Sunday, December 12, 2004

The things people tell you...

Over the last week 3 people have told me an interesting story about themselves - tiny vignettes that were wonderful.

I confided to a workmate that I had always wanted a Morris Minor. She confessed her grandfather had one and when she was a schoolgirl he and one of his mates would pick her and her sisters up from school every afternoon. Grandad was elderly and didn't trust the indicators that popped out of the centre pillar and to turn right would stick his arm out the window waving it up and down. His mate in the passenger seat didn't trust the indicators or Grandad's signalling and would wave his arm, finger pointing, in big sweeps from left to right over his head inside the car. All the girls would gringe and sink down in the back seat, hiding until they got home.

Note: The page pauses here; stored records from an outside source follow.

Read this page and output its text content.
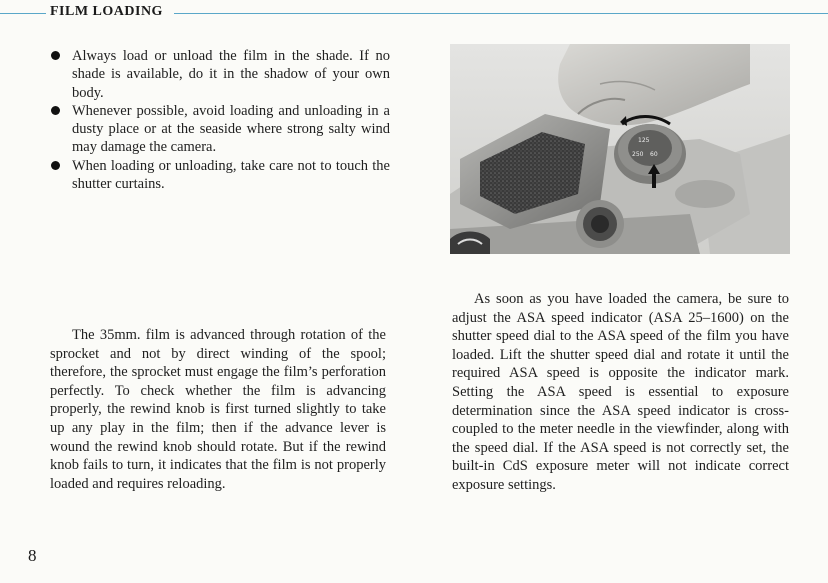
FILM LOADING
Always load or unload the film in the shade. If no shade is available, do it in the shadow of your own body.
Whenever possible, avoid loading and unloading in a dusty place or at the seaside where strong salty wind may damage the camera.
When loading or unloading, take care not to touch the shutter curtains.

The 35mm. film is advanced through rotation of the sprocket and not by direct winding of the spool; therefore, the sprocket must engage the film’s perforation perfectly. To check whether the film is advancing properly, the rewind knob is first turned slightly to take up any play in the film; then if the advance lever is wound the rewind knob should rotate. But if the rewind knob fails to turn, it indicates that the film is not properly loaded and requires reloading.

125
60
250

As soon as you have loaded the camera, be sure to adjust the ASA speed indicator (ASA 25–1600) on the shutter speed dial to the ASA speed of the film you have loaded. Lift the shutter speed dial and rotate it until the required ASA speed is opposite the indicator mark. Setting the ASA speed is essential to exposure determination since the ASA speed indicator is cross-coupled to the meter needle in the viewfinder, along with the speed dial. If the ASA speed is not correctly set, the built-in CdS exposure meter will not indicate correct exposure settings.

8
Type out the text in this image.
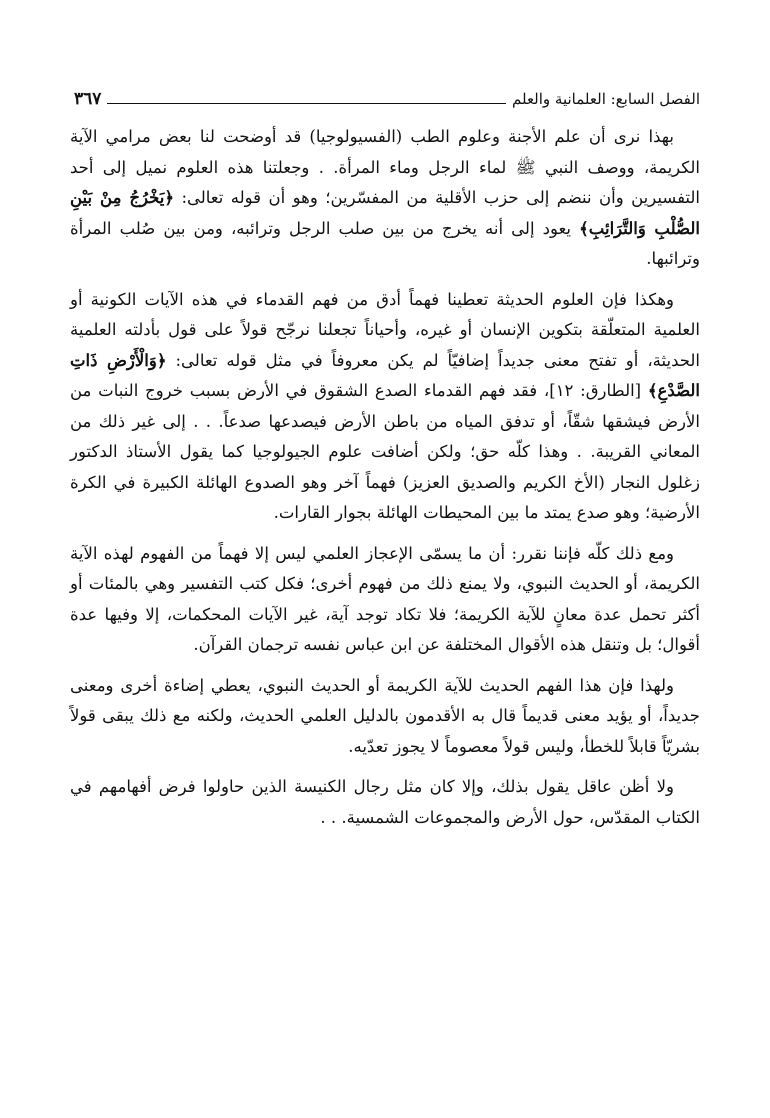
الفصل السابع: العلمانية والعلم
٣٦٧

بهذا نرى أن علم الأجنة وعلوم الطب (الفسيولوجيا) قد أوضحت لنا بعض مرامي الآية الكريمة، ووصف النبي ﷺ لماء الرجل وماء المرأة. . وجعلتنا هذه العلوم نميل إلى أحد التفسيرين وأن ننضم إلى حزب الأقلية من المفسّرين؛ وهو أن قوله تعالى: ﴿يَخْرُجُ مِنْ بَيْنِ الصُّلْبِ وَالتَّرَائِبِ﴾ يعود إلى أنه يخرج من بين صلب الرجل وترائبه، ومن بين صُلب المرأة وترائبها.

وهكذا فإن العلوم الحديثة تعطينا فهماً أدق من فهم القدماء في هذه الآيات الكونية أو العلمية المتعلّقة بتكوين الإنسان أو غيره، وأحياناً تجعلنا نرجّح قولاً على قول بأدلته العلمية الحديثة، أو تفتح معنى جديداً إضافيّاً لم يكن معروفاً في مثل قوله تعالى: ﴿وَالْأَرْضِ ذَاتِ الصَّدْعِ﴾ [الطارق: ١٢]، فقد فهم القدماء الصدع الشقوق في الأرض بسبب خروج النبات من الأرض فيشقها شقّاً، أو تدفق المياه من باطن الأرض فيصدعها صدعاً. . . إلى غير ذلك من المعاني القريبة. . وهذا كلّه حق؛ ولكن أضافت علوم الجيولوجيا كما يقول الأستاذ الدكتور زغلول النجار (الأخ الكريم والصديق العزيز) فهماً آخر وهو الصدوع الهائلة الكبيرة في الكرة الأرضية؛ وهو صدع يمتد ما بين المحيطات الهائلة بجوار القارات.

ومع ذلك كلّه فإننا نقرر: أن ما يسمّى الإعجاز العلمي ليس إلا فهماً من الفهوم لهذه الآية الكريمة، أو الحديث النبوي، ولا يمنع ذلك من فهوم أخرى؛ فكل كتب التفسير وهي بالمئات أو أكثر تحمل عدة معانٍ للآية الكريمة؛ فلا تكاد توجد آية، غير الآيات المحكمات، إلا وفيها عدة أقوال؛ بل وتنقل هذه الأقوال المختلفة عن ابن عباس نفسه ترجمان القرآن.

ولهذا فإن هذا الفهم الحديث للآية الكريمة أو الحديث النبوي، يعطي إضاءة أخرى ومعنى جديداً، أو يؤيد معنى قديماً قال به الأقدمون بالدليل العلمي الحديث، ولكنه مع ذلك يبقى قولاً بشريّاً قابلاً للخطأ، وليس قولاً معصوماً لا يجوز تعدّيه.

ولا أظن عاقل يقول بذلك، وإلا كان مثل رجال الكنيسة الذين حاولوا فرض أفهامهم في الكتاب المقدّس، حول الأرض والمجموعات الشمسية. . .
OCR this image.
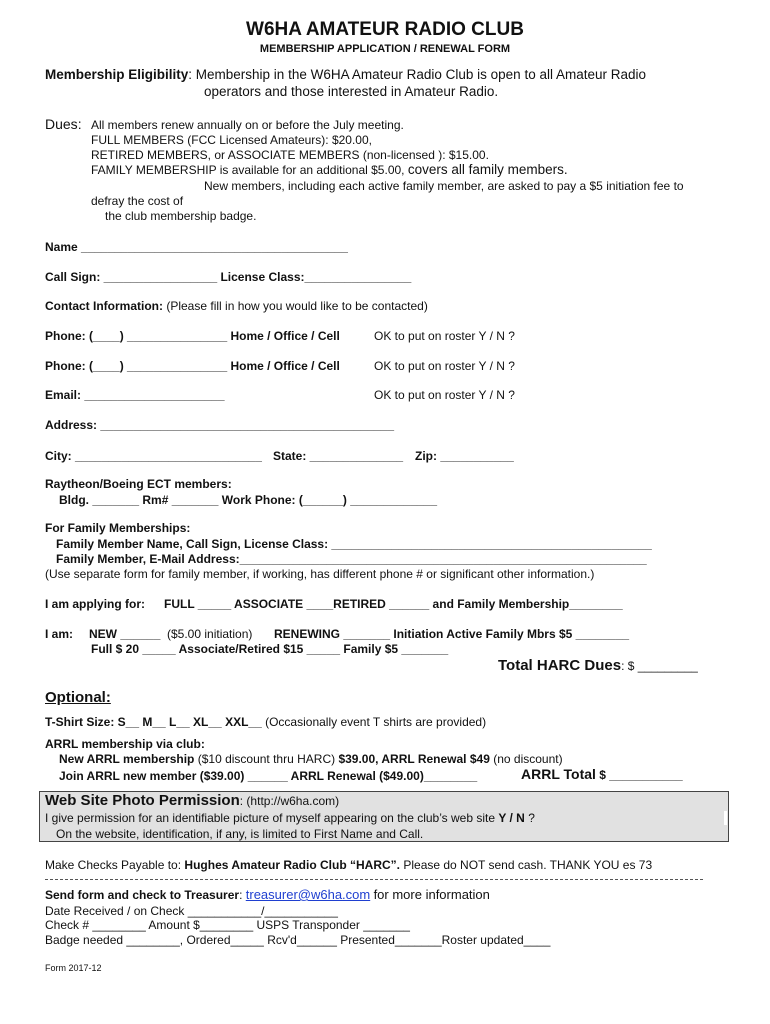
W6HA AMATEUR RADIO CLUB
MEMBERSHIP APPLICATION / RENEWAL FORM
Membership Eligibility: Membership in the W6HA Amateur Radio Club is open to all Amateur Radio
operators and those interested in Amateur Radio.
Dues: All members renew annually on or before the July meeting.
FULL MEMBERS (FCC Licensed Amateurs): $20.00,
RETIRED MEMBERS, or ASSOCIATE MEMBERS (non-licensed ): $15.00.
FAMILY MEMBERSHIP is available for an additional $5.00, covers all family members.
New members, including each active family member, are asked to pay a $5 initiation fee to
defray the cost of
the club membership badge.
Name ________________________________________
Call Sign: _________________ License Class:________________
Contact Information: (Please fill in how you would like to be contacted)
Phone: (____) _______________ Home / Office / Cell	OK to put on roster Y / N ?
Phone: (____) _______________ Home / Office / Cell	OK to put on roster Y / N ?
Email: _____________________	OK to put on roster Y / N ?
Address: ____________________________________________
City: ____________________________ State: ______________ Zip: ___________
Raytheon/Boeing ECT members:
Bldg. _______ Rm# _______ Work Phone: (______) _____________
For Family Memberships:
Family Member Name, Call Sign, License Class: ________________________________________________
Family Member, E-Mail Address:_____________________________________________________________
(Use separate form for family member, if working, has different phone # or significant other information.)
I am applying for: FULL _____ ASSOCIATE ____RETIRED ______ and Family Membership________
I am: NEW ______ ($5.00 initiation) RENEWING _______ Initiation Active Family Mbrs $5 ________
Full $ 20 _____ Associate/Retired $15 _____ Family $5 _______
Total HARC Dues: $ _________
Optional:
T-Shirt Size: S__ M__ L__ XL__ XXL__ (Occasionally event T shirts are provided)
ARRL membership via club:
New ARRL membership ($10 discount thru HARC) $39.00, ARRL Renewal $49 (no discount)
Join ARRL new member ($39.00) ______ ARRL Renewal ($49.00)________	ARRL Total $ ___________
Web Site Photo Permission: (http://w6ha.com)
I give permission for an identifiable picture of myself appearing on the club’s web site Y / N ?
On the website, identification, if any, is limited to First Name and Call.
Make Checks Payable to: Hughes Amateur Radio Club “HARC”. Please do NOT send cash. THANK YOU es 73
Send form and check to Treasurer: treasurer@w6ha.com for more information
Date Received / on Check ___________/___________
Check # ________ Amount $________ USPS Transponder _______
Badge needed ________, Ordered_____ Rcv'd______ Presented_______Roster updated____
Form 2017-12
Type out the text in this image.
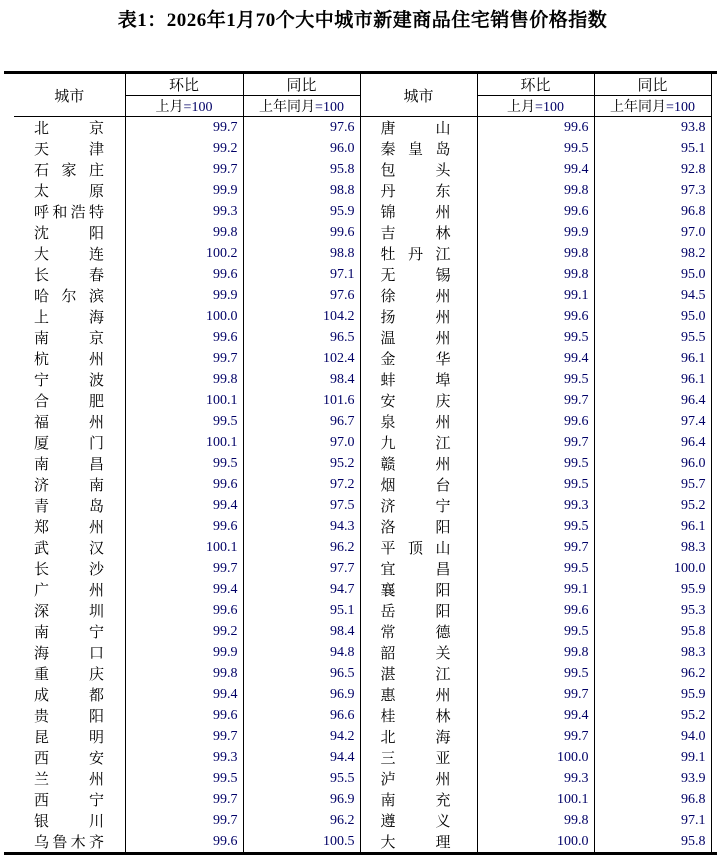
表1：2026年1月70个大中城市新建商品住宅销售价格指数
城市	环比	同比	城市	环比	同比
	上月=100	上年同月=100		上月=100	上年同月=100
北京	99.7	97.6	唐山	99.6	93.8
天津	99.2	96.0	秦皇岛	99.5	95.1
石家庄	99.7	95.8	包头	99.4	92.8
太原	99.9	98.8	丹东	99.8	97.3
呼和浩特	99.3	95.9	锦州	99.6	96.8
沈阳	99.8	99.6	吉林	99.9	97.0
大连	100.2	98.8	牡丹江	99.8	98.2
长春	99.6	97.1	无锡	99.8	95.0
哈尔滨	99.9	97.6	徐州	99.1	94.5
上海	100.0	104.2	扬州	99.6	95.0
南京	99.6	96.5	温州	99.5	95.5
杭州	99.7	102.4	金华	99.4	96.1
宁波	99.8	98.4	蚌埠	99.5	96.1
合肥	100.1	101.6	安庆	99.7	96.4
福州	99.5	96.7	泉州	99.6	97.4
厦门	100.1	97.0	九江	99.7	96.4
南昌	99.5	95.2	赣州	99.5	96.0
济南	99.6	97.2	烟台	99.5	95.7
青岛	99.4	97.5	济宁	99.3	95.2
郑州	99.6	94.3	洛阳	99.5	96.1
武汉	100.1	96.2	平顶山	99.7	98.3
长沙	99.7	97.7	宜昌	99.5	100.0
广州	99.4	94.7	襄阳	99.1	95.9
深圳	99.6	95.1	岳阳	99.6	95.3
南宁	99.2	98.4	常德	99.5	95.8
海口	99.9	94.8	韶关	99.8	98.3
重庆	99.8	96.5	湛江	99.5	96.2
成都	99.4	96.9	惠州	99.7	95.9
贵阳	99.6	96.6	桂林	99.4	95.2
昆明	99.7	94.2	北海	99.7	94.0
西安	99.3	94.4	三亚	100.0	99.1
兰州	99.5	95.5	泸州	99.3	93.9
西宁	99.7	96.9	南充	100.1	96.8
银川	99.7	96.2	遵义	99.8	97.1
乌鲁木齐	99.6	100.5	大理	100.0	95.8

Another friend told me about how his father made his own lures in the back shed. Like most men and their sheds it's somewhere for him to go for Secret Men's Business. This was alright, until one day he was showing off his lures. His wife commented on how pretty the colours he had painted them were, and that she had a fingernail polish just like that one...and that one...and that one... Friend told her she shouldn't worry unless her lipstick went missing!

Some experiments are based on a good thought and a dose of luck. Others, well... It has been so hot lately another friend's husband and brother became convinced that if they put a can of condensed milk on the roof it would only take a day to turn into caramel. So...they left it there for a fortnight just to make sure. The top and the bottom metamorphosed - the middle just couldn't manage it!

Wednesday, December 01, 2004

In the morning..

Every morning I walk to work. I walk past the Vet and the pushbike shop, past an electrical shop, a fish and chip shop, a framer, laundrette and a haberdashery, past a chemist and a couple of banks, past the police station, the courthouse and a solicitor's office, past the post office and finally the picture theatre.

This morning, on the footpath outside the courthouse, was a photograph torn into tiny pieces. Not scattered but like someone had stood and calmly tore it up and then just dropped it. I wanted to stop and pick up the little bits of someone else's life and see what they disliked so much, who they now hated. I didn't. There were other people walking past and I didn't want them to see me unable to control my curiosity.

I find it so hard to throw away photographs, even bad ones. It's easy to understand why some aborigines think a part of your soul is captured when a photograph is taken. But it's more than that - it's the first form of time travel.